10.02.23 Review

Communities and Hromadas: how effective self-governance reform has helped Ukraine to resist the invasion

Vladimir Putin constantly repeats the (false) assertion that in 2014 a coup d'état in Kyiv brought an end to any form of legitimate government in Ukraine. In fact, 2014’s revolutionary events paved the way for the country’s crucial reforms, the most important of which has been the introduction of more meaningful forms of self-governance. The success of this reform laid the foundation for the implementation of horizontal and networked mechanisms of governance, based around local communities. This helped Kyiv to continue to support grassroots self-organisation, while at the same time maintaining citizens’ trust in the local authorities, when the war first broke out. This has ensured the consolidation of Ukrainian society in the face of armed aggression. This process has significantly contributed to the country’s ability to effectively withstand Russian aggression. The confrontation between Putin's Russia and Ukraine’s hromadas has been, among other things, a confrontation between hyper-centralist and horizontal systems of governance.

As we approach a year since the beginning of Russia’s full-scale invasion of Ukraine, it has been evident that the Ukrainian armed forces have proved to be much more effective than anyone, including both aggressors and allies, had expected. While paying tribute to the determination of the military and political leadership, experts note that their efforts would likely not have been enough had ordinary Ukrainian citizens and local elites failed to remain loyal to the country and self-organise in the face of military aggression.
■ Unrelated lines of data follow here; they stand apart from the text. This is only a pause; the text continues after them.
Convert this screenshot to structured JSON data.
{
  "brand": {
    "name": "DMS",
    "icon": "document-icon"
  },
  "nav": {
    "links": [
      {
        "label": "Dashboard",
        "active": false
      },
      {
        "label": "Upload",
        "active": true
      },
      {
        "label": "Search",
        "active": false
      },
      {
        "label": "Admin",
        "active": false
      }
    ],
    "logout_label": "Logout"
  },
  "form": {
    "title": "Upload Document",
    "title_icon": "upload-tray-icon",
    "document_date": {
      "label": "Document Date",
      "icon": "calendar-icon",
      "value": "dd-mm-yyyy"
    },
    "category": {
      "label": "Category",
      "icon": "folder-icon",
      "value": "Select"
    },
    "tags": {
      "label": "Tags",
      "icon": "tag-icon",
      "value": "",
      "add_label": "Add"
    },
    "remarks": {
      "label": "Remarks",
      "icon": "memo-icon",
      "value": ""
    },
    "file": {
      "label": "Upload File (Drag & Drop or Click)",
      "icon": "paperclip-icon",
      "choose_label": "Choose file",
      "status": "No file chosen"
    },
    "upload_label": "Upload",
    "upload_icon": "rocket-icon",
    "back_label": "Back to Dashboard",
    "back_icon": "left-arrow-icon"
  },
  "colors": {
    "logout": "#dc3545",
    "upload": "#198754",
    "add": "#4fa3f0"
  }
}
Researchers of Ukrainian politics believe that prior to the Maidan protests — the revolutionary events of 2014 — two key trends had been present in relations between the Ukrainian centre and the regions. On the one hand, there was a highly centralised system of management, whereby the regions did not have any real budgetary or administrative autonomy. Local governments also depended almost entirely on the financial and administrative decisions made in Kyiv. On the other hand, there was a noticeable uptick in territorial fragmentation and polarisation. This fragmentation occurred as a result of both Ukraine’s traditional geopolitical division (the West and South-East), and of the significant differences in living conditions and quality of public services between cities and towns, between industrial and agricultural areas, and so on.
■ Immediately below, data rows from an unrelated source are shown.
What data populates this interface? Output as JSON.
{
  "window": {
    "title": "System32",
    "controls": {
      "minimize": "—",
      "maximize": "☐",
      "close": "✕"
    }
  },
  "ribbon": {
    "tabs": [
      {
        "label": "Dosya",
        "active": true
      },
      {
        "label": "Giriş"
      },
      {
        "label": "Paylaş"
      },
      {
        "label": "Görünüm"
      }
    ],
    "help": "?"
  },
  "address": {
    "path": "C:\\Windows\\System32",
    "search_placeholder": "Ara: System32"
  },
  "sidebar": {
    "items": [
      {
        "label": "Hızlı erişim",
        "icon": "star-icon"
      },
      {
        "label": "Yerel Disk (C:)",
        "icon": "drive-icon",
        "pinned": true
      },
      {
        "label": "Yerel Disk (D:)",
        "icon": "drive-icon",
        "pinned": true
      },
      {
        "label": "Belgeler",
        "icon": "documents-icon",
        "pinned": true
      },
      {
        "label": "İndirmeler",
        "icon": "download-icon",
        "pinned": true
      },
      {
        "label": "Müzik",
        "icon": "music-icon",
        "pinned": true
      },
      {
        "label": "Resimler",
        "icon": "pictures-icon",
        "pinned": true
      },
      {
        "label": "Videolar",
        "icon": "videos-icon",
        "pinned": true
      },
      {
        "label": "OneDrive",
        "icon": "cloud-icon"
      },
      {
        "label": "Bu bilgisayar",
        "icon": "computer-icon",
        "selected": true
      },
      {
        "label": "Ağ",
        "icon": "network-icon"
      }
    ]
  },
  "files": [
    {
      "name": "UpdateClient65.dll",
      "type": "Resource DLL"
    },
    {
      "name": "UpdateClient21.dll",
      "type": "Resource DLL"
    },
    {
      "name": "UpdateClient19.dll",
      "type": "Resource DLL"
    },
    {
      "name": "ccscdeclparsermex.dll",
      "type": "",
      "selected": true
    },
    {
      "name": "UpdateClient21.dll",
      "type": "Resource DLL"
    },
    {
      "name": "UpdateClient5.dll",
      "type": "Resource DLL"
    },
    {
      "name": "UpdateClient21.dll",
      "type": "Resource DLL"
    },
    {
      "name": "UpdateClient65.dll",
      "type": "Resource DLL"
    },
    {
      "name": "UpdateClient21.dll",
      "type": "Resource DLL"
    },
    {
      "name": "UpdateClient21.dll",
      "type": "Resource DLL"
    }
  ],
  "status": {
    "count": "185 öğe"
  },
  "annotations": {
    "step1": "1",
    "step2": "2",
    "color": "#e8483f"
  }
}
Prior to 2014, Ukraine’s system of local self-governance, although characterised by robust political competition during both mayoral and council elections, did not have a sufficient degree of decision-making subjectivity. Public opinion polling at this time demonstrated that trust in local authorities was low. There were a number of factors behind this: underfunding, the poor quality of municipal services and the inability of local authorities to respond to requests from below, as well as the low motivation of citizens to participate in self-governance. At the same time, people demonstrated higher levels of trust in their local authorities than they did in the national government.

After 2014, the new authorities initiated several local government reforms under the guidance of the European Union. Their main goal was to create effective territorial municipal units (hromadas), with the active involvement of residents, significant financial autonomy in the allocation and spending of funds, and clear accountability to local communities. By 2020, the reforms were considered complete and had received positive preliminary assessments. As researchers noted, the quality of public services in areas such as medicine had risen, as did citizens' satisfaction with these services. There was also a significant improvement in the quality of fiscal administration at both regional and local levels.

However, with the beginning of the Russian invasion, other less trivial consequences of these reforms became visible. Oleksandra Keudel and Oksana Huss, who have conducted a number of sociological surveys in the hromadas, as well as interviews and focus groups with local activists and officials, have noted that after the Russian invasion, hromadas in Ukraine became the de facto backbone of national consolidation. They also played an important, politically unifying role at the grassroots level and were the only type of authority able to effectively communicate with citizens in the first months of the war. Of the 241 hromadas surveyed, two-thirds continued their activities despite the military aggression, 28% did not stop working at all, and 43% returned to work within two weeks of the invasion or after de-occupation. Of the 17 de-occupied hromadas in the sample, two continued to function under occupation, providing humanitarian assistance and evacuating residents.

As a result, compared to pre-war levels, trust in local authorities has increased during the war. According to a September 2022 survey, local governments in Ukraine enjoy the highest level of public trust among the population, after state and civil institutions directly responsible for security. 63% of Ukrainians trust their mayors and the same number trust their local councils. Keudel and Huss note that ‘high levels of public trust indicate public recognition of local governments' commitment to their communities and their responsibilities as community representatives and public service providers.’ Thus, effective systems of local self-governance have contributed to the political consolidation of citizens and helped provide the foundation for the ‘new normality’ of life during the Russian invasion.